Aphria Diamond, its 1.4 million square feet greenhouse was supposed to begin production in early 2019, but is still undergoing retrofitting, according to the company’s website.
“We are able to supply what we can right now. By this coming September, we should absolutely have enough product to supply the domestic market,” Simon told analysts.
“We’ve already pulled significant cost out in our packaging process because of automation. I think the big thing is we got our licence for Part 4 and 5. So we feel good about our 2020 plans. The orders are there, it’s just about pulling it all together now,” he said.
The company also announced it had reached a good faith agreement with Green Growth Brands Inc. — the U.S. retailer that launched a hostile bid on Aphria earlier this year — to bring forward the expiry date on the hostile bid to April 25.
Part of that agreement involved Aphria gaining $89 million in liquidity by exiting its position in GA Opportunities Corp., and Green Growth buying back those 27.3 million shares owned by GA Opportunities.
“We are bringing our offer to an end on good terms with Aphria and are excited to turn our focus to our CBD personal care and retail cannabis businesses,” Green Growth CEO Peter Horvath said in a statement.

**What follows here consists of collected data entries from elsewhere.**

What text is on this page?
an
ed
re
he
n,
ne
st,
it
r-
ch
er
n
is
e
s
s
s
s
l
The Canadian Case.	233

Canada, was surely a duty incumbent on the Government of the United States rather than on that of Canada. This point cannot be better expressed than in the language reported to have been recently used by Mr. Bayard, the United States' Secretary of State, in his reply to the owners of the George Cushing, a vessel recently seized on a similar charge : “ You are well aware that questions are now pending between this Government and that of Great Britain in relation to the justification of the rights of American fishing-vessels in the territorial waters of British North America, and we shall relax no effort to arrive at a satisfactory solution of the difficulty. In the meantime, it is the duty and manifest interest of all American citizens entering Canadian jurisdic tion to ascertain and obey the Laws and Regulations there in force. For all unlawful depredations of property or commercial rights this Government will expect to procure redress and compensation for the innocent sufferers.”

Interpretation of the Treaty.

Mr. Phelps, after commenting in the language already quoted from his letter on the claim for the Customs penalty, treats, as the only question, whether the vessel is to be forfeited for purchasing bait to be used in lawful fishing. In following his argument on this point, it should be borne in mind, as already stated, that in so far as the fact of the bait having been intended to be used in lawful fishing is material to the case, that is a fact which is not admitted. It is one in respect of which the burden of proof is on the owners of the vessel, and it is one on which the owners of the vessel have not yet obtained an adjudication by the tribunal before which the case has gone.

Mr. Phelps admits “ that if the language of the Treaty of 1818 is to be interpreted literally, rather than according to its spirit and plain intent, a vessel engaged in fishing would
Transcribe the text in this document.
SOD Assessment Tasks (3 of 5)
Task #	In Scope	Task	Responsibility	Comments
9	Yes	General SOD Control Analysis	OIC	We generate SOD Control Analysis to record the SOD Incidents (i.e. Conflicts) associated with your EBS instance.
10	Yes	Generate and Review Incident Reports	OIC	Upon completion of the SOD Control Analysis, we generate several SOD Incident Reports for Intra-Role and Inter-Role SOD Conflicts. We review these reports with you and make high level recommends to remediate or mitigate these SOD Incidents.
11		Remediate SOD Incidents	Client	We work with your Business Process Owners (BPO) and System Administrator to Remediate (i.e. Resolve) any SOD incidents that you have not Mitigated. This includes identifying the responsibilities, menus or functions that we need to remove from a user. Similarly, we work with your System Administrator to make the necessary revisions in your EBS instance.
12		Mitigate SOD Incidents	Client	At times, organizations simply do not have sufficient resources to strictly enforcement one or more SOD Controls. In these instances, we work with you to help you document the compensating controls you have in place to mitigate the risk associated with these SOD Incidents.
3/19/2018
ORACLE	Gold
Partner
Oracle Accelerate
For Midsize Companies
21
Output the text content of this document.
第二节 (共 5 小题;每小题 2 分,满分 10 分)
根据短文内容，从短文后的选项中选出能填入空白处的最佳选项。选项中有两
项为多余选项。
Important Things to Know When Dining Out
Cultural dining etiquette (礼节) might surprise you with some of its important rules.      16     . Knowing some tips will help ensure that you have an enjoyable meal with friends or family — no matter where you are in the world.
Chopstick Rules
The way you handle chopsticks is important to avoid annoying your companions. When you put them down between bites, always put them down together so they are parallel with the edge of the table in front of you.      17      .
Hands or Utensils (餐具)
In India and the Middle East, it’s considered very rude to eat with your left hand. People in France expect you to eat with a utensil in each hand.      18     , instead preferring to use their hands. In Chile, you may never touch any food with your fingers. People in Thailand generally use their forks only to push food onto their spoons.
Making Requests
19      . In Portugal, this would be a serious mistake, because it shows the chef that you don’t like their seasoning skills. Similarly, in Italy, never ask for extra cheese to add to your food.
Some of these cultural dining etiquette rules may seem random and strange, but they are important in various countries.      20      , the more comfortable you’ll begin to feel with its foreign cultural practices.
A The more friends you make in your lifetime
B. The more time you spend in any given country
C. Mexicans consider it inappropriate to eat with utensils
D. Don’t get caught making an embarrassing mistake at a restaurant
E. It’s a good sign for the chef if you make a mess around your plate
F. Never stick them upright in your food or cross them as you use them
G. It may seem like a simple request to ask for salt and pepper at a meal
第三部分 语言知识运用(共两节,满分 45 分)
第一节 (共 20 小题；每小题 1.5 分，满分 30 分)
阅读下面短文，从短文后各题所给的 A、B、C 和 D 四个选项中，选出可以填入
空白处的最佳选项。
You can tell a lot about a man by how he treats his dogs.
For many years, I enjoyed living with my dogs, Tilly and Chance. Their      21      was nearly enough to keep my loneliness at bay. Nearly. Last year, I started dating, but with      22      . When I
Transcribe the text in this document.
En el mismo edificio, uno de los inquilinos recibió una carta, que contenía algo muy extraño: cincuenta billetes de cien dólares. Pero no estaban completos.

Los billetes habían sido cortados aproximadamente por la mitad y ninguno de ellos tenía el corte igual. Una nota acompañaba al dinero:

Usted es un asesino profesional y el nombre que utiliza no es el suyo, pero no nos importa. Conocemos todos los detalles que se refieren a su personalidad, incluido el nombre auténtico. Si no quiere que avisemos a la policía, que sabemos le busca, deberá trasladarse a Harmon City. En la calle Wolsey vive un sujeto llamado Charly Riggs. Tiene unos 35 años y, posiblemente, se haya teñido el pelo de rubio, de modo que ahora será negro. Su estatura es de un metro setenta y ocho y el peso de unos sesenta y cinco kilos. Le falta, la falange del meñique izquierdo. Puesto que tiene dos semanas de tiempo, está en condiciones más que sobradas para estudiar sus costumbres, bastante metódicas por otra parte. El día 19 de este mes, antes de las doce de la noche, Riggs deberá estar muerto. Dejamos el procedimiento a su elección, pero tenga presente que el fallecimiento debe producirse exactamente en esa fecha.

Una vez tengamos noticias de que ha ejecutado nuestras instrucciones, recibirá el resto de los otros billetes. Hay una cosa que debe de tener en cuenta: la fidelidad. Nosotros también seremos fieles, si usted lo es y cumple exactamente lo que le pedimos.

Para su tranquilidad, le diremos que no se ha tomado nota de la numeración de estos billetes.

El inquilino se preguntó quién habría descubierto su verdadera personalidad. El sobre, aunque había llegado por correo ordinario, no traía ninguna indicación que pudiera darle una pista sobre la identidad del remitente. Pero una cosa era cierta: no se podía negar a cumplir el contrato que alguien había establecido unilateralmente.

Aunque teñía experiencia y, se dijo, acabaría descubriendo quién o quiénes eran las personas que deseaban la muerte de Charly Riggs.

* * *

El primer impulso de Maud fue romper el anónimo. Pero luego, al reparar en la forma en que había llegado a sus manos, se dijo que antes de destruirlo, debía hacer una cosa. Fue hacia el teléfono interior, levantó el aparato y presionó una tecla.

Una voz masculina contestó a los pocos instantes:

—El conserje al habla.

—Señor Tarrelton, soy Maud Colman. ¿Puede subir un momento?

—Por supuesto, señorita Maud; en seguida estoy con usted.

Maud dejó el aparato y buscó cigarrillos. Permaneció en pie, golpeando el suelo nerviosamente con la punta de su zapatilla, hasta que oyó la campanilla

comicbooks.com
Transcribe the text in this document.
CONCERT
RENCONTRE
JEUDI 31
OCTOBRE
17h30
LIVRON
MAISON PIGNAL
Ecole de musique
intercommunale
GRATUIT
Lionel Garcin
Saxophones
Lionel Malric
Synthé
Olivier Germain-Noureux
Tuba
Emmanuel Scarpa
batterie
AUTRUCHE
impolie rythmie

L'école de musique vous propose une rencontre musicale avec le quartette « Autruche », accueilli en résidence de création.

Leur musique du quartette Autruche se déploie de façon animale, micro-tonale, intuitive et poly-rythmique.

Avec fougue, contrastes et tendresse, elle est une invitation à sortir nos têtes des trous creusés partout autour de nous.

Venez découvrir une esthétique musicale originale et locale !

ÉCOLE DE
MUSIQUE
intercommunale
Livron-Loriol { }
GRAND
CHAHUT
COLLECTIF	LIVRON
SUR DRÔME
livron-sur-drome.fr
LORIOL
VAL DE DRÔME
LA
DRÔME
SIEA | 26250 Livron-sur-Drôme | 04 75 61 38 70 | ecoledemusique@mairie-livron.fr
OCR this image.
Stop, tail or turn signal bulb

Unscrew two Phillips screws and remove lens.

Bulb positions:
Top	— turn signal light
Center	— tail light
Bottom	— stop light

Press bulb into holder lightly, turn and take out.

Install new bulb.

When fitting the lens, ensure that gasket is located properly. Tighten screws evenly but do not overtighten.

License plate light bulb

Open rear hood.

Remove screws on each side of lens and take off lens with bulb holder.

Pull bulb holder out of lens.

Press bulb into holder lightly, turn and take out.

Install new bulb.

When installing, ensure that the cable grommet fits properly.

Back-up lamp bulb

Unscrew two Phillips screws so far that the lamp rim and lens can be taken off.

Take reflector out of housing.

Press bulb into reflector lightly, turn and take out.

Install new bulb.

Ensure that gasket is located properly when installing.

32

On the conference call, Simon told analysts that negotiating with Green Growth was a “long process” but both companies agreed that they would let the bid expire. He did not rule out the prospect of a future “commercial agreement” with the Ohio-based retailer.
Simon also confirmed that the company does not yet have plans to appoint a permanent CEO, stating that with himself and the “rest of the team,” Aphria is “moving in the right direction.”
Aphria shares were down nearly 12 per cent at $11.84 in late morning trading in Toronto.